BACKGROUND - Information on tumor stage and grade are used to assess cancer prognosis and to produce standardized comparisons of end results over time. Changes in the interpretation of classification schemes can alter the apparent distribution of cancer stage or grade in the absence of a true biologic change. Since the introduction of prostate-specific antigen testing, the reported incidence of low-grade prostate cancer has declined. To determine whether this decline is in part a result of Gleason score reclassification during the same time period, we documented the potential impact of reclassification between 1992 and 2002 on clinical outcomes.
METHODS - A population-based cohort of 1858 men who were < or = 75 years of age at diagnosis of prostate cancer in 1990-1992 was assembled retrospectively from the Connecticut Tumor Registry. Histology slides of the diagnostic prostate tissue were retrieved and reread in 2002-2004 by an experienced pathologist blinded to the original Gleason score readings. Prostate cancer mortality rates for the cohort calculated using the original Gleason score readings were compared with those calculated using the contemporary Gleason score readings. Statistical tests were two sided.

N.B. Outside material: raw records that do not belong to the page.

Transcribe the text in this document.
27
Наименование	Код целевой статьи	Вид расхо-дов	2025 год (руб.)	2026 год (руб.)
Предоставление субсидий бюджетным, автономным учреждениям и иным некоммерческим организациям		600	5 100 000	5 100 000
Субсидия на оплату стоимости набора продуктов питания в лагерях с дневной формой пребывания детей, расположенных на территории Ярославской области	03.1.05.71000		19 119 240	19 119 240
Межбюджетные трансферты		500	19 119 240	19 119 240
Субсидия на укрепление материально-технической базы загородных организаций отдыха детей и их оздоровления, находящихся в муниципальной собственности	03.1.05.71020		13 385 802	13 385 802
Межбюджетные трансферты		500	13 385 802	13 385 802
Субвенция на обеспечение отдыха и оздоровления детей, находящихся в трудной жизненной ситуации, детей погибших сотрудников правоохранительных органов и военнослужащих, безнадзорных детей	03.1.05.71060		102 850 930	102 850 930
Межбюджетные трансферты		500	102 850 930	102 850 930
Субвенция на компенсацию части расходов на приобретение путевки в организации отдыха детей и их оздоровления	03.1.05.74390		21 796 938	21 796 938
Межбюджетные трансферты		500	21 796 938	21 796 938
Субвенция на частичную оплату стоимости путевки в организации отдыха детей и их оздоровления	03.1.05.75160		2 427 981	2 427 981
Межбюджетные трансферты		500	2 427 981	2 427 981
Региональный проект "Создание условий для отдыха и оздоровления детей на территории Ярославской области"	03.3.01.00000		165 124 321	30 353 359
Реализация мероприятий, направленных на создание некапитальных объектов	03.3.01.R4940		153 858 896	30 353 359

RESULTS - The contemporary Gleason score readings were statistically significantly higher than the original readings (mean score increased from 5.95 to 6.8; difference = 0.85, 95% confidence interval = 0.79 to 0.91; P < .001). Consequently, the Gleason score-standardized contemporary prostate cancer mortality rate (1.50 deaths per 100 person-years) appeared to be 28% lower than standardized historical rates (2.08 deaths per 100 person-years), even though the overall outcome was unchanged. This apparent improvement in mortality held for all Gleason score categories.
CONCLUSIONS - In this population, a decline in the reported incidence of low-grade prostate cancers appears to be the result of Gleason score reclassification over the past decade. This reclassification resulted in apparent improvement in clinical outcomes. This finding reflects a statistical artifact known as the Will Rogers phenomenon.